The four Labour Party leadership contenders struggled to fire in a general knowledge quiz during a Radio New Zealand debate this morning.
The candidates - David Parker, Nanaia Mahuta, Grant Robertson and Andrew Little - have just completed a three-week series of meetings from Invercargill to Whangarei as part of the campaign to elect a new Labour Party leader.
On Morning Report they were asked to name the leaders of several countries. While David Parker and Grant Roberston were able to correctly identify the leaders of Japan (Shinzō Abe) and China (Xi Jinping), Nanaia Mahuta could not pinpoint the President of France (François Hollande) and Andrew Little struggled to name the Iranian President (Hassan Rouhani).
In the wide-ranging interview all four candidates revealed they had broken the law in some way, and how many properties they owned.
Grant Robertson identified his favourite writer as Frank Sargeson, while Nanaia Mahuta named Witi Ihimaera as her favourite. Andrew Little said he liked John Grisham novels while David Parker picked the lesser known Haruki Murakami.
When it came to sporting heros all four chose New Zealanders - with Andrew Little naming Andrew Mehrtens, Nanaia Mahuta pointing to Valerie Adams, Grant Robertson opting for cricketer Brendon McCallum and David Parker saying his hero was veteren runner John Walker.
When asked to name the rate of the unemployment benefit, neither Nanaia Mahuta or Andrew Little could name the figure, but all four could roughly pinpoint the GDP figure for NZ.
On the Labour policy of capital gains tax Andrew Little said he wanted it taken off the table for the 2017 election, while the other three candidates thought it should be reviewed.
During the interview the candidates were asked why voters should switch from supporting John Key. Grant Robertson said he thought people were beginning to tire of John Key's attributes, and that as a party Labour was more inclusive.

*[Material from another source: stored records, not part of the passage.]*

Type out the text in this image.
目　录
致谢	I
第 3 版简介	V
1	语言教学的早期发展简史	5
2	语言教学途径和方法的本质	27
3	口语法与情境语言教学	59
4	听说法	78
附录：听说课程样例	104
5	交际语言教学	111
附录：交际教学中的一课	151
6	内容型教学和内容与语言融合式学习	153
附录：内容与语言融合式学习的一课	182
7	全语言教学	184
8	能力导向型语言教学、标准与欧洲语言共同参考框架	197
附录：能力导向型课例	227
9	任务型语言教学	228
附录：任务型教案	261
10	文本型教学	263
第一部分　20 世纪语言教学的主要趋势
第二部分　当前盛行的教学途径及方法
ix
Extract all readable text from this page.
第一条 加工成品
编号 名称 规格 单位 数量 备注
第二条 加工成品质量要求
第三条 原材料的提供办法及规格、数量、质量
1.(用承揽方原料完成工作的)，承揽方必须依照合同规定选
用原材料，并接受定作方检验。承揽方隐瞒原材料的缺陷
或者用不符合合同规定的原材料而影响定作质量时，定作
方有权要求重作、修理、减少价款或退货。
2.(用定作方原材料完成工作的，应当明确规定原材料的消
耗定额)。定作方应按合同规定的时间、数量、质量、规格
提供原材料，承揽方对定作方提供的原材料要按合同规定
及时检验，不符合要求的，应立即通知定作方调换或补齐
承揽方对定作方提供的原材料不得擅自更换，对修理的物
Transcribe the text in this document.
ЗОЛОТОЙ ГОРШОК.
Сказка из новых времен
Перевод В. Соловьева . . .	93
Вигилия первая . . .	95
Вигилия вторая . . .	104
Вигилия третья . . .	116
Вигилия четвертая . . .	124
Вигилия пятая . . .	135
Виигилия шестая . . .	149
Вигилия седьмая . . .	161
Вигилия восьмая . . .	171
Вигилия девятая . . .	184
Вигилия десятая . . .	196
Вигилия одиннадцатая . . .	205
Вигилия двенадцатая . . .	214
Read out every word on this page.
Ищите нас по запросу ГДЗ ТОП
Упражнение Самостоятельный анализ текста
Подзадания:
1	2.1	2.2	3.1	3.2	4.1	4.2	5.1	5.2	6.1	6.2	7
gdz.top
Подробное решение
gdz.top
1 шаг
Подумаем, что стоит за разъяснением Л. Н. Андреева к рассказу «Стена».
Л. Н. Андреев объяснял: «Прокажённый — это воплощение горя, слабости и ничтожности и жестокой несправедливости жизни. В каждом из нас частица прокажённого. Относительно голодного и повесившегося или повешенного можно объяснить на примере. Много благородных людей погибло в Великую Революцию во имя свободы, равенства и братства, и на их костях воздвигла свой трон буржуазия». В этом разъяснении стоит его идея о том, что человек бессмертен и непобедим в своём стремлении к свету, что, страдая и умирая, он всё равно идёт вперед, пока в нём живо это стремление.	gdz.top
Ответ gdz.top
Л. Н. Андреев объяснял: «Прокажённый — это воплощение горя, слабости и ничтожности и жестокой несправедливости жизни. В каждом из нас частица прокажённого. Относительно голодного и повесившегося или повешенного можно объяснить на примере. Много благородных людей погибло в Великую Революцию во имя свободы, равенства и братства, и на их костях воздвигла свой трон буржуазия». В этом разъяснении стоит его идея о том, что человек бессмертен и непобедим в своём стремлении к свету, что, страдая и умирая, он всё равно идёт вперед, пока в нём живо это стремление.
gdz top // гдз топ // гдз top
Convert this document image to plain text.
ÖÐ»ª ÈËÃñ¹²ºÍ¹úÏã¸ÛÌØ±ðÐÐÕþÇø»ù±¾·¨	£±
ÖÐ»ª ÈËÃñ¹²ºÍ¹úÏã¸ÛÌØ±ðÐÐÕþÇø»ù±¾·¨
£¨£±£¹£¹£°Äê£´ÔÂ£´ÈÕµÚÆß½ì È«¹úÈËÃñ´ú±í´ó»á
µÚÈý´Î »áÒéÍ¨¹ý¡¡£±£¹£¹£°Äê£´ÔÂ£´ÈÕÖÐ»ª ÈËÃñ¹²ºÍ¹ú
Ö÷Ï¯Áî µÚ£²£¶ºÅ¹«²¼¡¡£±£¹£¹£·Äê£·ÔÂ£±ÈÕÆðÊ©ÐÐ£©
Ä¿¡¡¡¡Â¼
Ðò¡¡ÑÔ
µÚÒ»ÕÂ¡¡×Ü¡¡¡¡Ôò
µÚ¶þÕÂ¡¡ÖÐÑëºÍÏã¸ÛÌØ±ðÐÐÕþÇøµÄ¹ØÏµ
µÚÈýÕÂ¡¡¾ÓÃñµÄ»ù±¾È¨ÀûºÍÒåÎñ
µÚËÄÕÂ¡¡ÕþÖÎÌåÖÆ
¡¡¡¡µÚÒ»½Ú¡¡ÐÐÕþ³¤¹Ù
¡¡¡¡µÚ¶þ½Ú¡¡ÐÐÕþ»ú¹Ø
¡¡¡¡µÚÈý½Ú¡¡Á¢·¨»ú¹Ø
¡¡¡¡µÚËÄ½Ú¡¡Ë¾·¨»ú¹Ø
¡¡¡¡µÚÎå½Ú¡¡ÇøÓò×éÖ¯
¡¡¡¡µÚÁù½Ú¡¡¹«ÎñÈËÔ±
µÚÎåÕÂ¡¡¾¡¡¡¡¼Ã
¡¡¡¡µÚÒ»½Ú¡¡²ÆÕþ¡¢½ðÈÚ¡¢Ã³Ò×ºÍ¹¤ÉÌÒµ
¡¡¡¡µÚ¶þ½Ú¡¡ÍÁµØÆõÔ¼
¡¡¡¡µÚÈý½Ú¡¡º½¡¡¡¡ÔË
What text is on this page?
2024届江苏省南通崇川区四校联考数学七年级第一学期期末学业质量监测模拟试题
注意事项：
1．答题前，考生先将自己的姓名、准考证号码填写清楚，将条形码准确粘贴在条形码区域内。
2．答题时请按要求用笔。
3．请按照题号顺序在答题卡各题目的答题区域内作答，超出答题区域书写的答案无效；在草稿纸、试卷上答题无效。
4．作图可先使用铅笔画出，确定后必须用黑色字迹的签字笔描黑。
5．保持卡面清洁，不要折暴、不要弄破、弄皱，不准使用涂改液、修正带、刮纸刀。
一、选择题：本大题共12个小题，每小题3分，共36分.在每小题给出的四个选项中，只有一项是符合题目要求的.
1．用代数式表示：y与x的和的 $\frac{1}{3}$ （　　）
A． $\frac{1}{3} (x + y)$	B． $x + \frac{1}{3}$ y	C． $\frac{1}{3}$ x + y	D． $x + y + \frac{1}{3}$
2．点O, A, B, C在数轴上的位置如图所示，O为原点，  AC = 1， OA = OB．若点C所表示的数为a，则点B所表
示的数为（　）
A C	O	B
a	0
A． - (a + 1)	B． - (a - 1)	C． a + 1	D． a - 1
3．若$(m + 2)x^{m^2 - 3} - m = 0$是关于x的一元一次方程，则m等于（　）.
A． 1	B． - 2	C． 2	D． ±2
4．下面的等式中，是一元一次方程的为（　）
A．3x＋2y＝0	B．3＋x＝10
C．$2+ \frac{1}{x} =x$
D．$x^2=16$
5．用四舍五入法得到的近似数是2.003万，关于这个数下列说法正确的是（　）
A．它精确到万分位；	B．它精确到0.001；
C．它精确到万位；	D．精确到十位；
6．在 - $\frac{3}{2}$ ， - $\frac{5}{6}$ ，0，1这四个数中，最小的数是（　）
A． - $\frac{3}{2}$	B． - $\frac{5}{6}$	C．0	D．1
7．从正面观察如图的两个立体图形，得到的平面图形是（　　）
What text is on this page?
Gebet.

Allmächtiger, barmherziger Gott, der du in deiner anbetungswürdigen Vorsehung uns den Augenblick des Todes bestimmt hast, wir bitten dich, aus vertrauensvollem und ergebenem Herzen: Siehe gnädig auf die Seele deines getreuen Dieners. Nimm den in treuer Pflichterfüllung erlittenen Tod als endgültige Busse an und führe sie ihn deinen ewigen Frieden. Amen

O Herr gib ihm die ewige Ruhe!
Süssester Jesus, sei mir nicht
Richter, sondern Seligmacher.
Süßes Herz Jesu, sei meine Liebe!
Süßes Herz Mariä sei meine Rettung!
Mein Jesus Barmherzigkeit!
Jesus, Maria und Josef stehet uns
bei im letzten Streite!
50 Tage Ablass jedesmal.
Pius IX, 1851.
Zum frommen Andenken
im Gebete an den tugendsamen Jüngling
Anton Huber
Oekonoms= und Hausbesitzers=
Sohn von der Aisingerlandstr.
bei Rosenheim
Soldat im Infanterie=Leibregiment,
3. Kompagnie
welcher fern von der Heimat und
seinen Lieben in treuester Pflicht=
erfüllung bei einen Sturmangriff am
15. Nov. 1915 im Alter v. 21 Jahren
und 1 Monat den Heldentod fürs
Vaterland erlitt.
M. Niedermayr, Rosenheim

David Parker said he had broad life experience to bring to the table as leader, including time working for a law firm and taking start-up companies to the stock exchange.
Nanaia Mahuta said now was a time to rebuild the Labour Party.
"Only 25 % of people that voted for us were supportive of what we took to the election so now is a time to reflect, regroup and restate what we stand for," she said.